The pattern here is the same one that makes the whole library work: React stays in charge of what should be on screen, and the native framework stays in charge of how it looks and feels. The bridge keeps the two synchronized so you rarely have to think about the seam.

A Few Things To Keep In Mind

Expo UI is opinionated, and a couple of its constraints are easy to trip over. There's no flexbox inside a Host — you switch to native stacks and columns, and mixing the two mental models is the most common stumbling block. The library is Expo-only and tied to the SDK's versioning, so it's not a drop-in for a bare React Native app without Expo modules. Component coverage is broad but still growing; it covers the common SwiftUI and Compose surface rather than the full frameworks, which is exactly what the custom-view extension support is there to soften. And the web target of the universal API is still experimental and likely to change, so it's not the place to ship critical web UI just yet.
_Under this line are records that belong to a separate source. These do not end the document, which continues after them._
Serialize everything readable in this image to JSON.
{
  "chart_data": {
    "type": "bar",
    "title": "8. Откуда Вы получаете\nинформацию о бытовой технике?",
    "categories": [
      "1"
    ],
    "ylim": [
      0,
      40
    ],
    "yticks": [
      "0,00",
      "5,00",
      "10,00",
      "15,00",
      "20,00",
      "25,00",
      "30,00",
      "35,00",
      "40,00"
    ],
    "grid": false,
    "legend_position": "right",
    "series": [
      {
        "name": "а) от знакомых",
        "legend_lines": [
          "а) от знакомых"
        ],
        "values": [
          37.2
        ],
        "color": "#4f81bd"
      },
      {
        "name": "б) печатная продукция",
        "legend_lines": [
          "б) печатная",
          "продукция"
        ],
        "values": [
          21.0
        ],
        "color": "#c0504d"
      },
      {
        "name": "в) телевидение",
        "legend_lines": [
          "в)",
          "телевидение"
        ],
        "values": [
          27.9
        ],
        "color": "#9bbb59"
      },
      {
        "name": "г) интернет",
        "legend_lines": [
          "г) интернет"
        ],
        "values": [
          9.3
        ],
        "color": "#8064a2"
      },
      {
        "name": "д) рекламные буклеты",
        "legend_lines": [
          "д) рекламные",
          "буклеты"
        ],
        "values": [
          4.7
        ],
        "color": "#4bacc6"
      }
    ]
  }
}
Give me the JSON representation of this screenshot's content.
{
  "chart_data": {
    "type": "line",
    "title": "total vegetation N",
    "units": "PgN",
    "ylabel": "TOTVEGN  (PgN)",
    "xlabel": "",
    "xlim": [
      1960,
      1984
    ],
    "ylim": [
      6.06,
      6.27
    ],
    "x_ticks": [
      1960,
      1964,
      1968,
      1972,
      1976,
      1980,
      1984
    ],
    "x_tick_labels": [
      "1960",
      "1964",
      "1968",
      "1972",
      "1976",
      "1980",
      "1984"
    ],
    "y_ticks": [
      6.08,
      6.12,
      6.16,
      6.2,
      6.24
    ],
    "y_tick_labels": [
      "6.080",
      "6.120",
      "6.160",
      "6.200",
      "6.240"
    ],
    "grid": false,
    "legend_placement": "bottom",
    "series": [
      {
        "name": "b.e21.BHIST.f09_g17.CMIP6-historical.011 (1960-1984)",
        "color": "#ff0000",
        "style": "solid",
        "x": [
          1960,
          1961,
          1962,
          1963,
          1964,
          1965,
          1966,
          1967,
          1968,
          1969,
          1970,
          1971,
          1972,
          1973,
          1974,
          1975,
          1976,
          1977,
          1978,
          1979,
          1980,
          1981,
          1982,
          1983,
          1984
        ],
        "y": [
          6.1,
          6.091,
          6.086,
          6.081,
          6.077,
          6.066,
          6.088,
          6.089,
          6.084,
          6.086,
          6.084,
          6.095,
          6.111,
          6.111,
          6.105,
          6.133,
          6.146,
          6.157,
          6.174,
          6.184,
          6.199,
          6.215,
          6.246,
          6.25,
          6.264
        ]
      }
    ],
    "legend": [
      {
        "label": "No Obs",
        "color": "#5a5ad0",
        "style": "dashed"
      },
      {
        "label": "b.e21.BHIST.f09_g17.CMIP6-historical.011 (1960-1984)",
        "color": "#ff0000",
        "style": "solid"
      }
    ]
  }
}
It's worth being precise about maturity, because the reputation lags the reality. Expo UI spent roughly three SDK cycles in experimental and alpha status, but as of SDK 56 the native SwiftUI and Jetpack Compose APIs are stable. The only piece still marked experimental today is the web target.

When Expo UI Is The Right Call

Reach for Expo UI when you want UI that is genuinely indistinguishable from a native SwiftUI or Compose app — real animations, accessibility, haptics, and system theming — without writing Swift or Kotlin. It shines when you want new OS features early, when you're already on Expo plus the New Architecture and want to retire JS-reimplementation UI libraries, and when you like the idea of React's declarative model mapping onto the platforms' own declarative frameworks.

It's the wrong call when you need a bare non-Expo app, must support the legacy architecture, want pixel-identical cross-platform branding (a JS library like react-native-paper or tamagui fits that better), or depend on the web target being rock-solid today. The trade is clear: those libraries give you consistent-everywhere JS UI, while Expo UI gives you truly native, platform-correct UI rendered straight from React. If "looks exactly right on each platform" matters more than "looks identical on both," Expo UI is hard to beat.